Vorinostat in Treating Patients With Progressive or Recurrent Glioblastoma Multiforme

This phase II trial is studying how well vorinostat works in treating patients with progressive or recurrent glioblastoma multiforme. Drugs used in chemotherapy, such as vorinostat, work in different ways to stop the growth of tumor cells, either by killing the cells or by stopping them from dividing. Vorinostat may also stop the growth of tumor cells by blocking some of the enzymes needed for cell growth. Giving vorinostat before surgery may make the tumor smaller and reduce the amount of normal tissue that needs to be removed.

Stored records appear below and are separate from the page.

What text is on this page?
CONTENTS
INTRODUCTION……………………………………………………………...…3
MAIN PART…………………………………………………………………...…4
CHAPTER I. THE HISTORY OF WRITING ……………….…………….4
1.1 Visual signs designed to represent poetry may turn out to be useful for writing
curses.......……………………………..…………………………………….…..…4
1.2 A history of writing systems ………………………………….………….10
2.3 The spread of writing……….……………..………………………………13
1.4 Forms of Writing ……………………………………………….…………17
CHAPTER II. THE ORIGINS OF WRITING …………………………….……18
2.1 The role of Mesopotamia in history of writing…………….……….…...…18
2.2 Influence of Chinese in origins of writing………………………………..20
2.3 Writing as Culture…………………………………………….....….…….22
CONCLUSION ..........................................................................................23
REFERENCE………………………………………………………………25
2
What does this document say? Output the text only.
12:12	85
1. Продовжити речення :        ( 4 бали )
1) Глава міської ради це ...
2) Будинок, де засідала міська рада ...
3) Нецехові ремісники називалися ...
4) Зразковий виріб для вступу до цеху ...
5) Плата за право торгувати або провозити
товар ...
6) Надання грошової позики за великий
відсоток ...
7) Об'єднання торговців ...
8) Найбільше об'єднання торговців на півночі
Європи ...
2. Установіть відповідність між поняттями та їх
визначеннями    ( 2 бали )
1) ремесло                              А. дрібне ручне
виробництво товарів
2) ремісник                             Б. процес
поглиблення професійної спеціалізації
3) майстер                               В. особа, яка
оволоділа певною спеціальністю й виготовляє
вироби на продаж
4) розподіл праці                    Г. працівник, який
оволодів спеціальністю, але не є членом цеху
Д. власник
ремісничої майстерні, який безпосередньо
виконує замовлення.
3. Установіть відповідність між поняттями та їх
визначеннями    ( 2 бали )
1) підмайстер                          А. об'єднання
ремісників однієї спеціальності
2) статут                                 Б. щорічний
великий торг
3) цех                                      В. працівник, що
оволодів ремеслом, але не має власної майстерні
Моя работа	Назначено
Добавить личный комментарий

Giving it after surgery may kill any remaining tumor cells.

PRIMARY OBJECTIVES: I. Determine the efficacy of vorinostat (SAHA), in terms of 6-month progression-free survival, in patients with progressive or recurrent glioblastoma multiforme. II. Determine the safety and toxicity of this drug in these patients. SECONDARY OBJECTIVES: I. Determine the pharmacokinetics of this drug in these patients. II. Determine the biologic effect of this drug in target tissues, including primary tumor tissue, in these patients. III. Correlate genetic alteration of tumors with response in patients treated with this drug. OUTLINE: This is an open-label, multicenter study. Patients are stratified according to planned surgery (yes \[stratum 1\] vs no \[stratum 2\]) and number of prior chemotherapy regimens for progressive/recurrent disease (≤ 1 \[stratum 1A\] vs ≥ 2 \[stratum 1B\]). STRATUM 1: Patients receive oral vorinostat (SAHA) twice daily for 2 weeks. Courses repeat every 3 weeks in the absence of disease progression or unacceptable toxicity. (not undergoing surgery) STRATUM 2: Beginning 3 days prior to surgery, patients receive oral SAHA once or twice daily for a total of 6 doses. Patients then undergo surgery to remove the tumor. Beginning within 1-4 weeks after surgery, patients receive oral SAHA twice daily for 2 weeks. (undergoing surgery) Courses repeat every 3 weeks in the absence of disease progression or unacceptable toxicity. After completion of study treatment, patients are followed periodically for up to 5 years.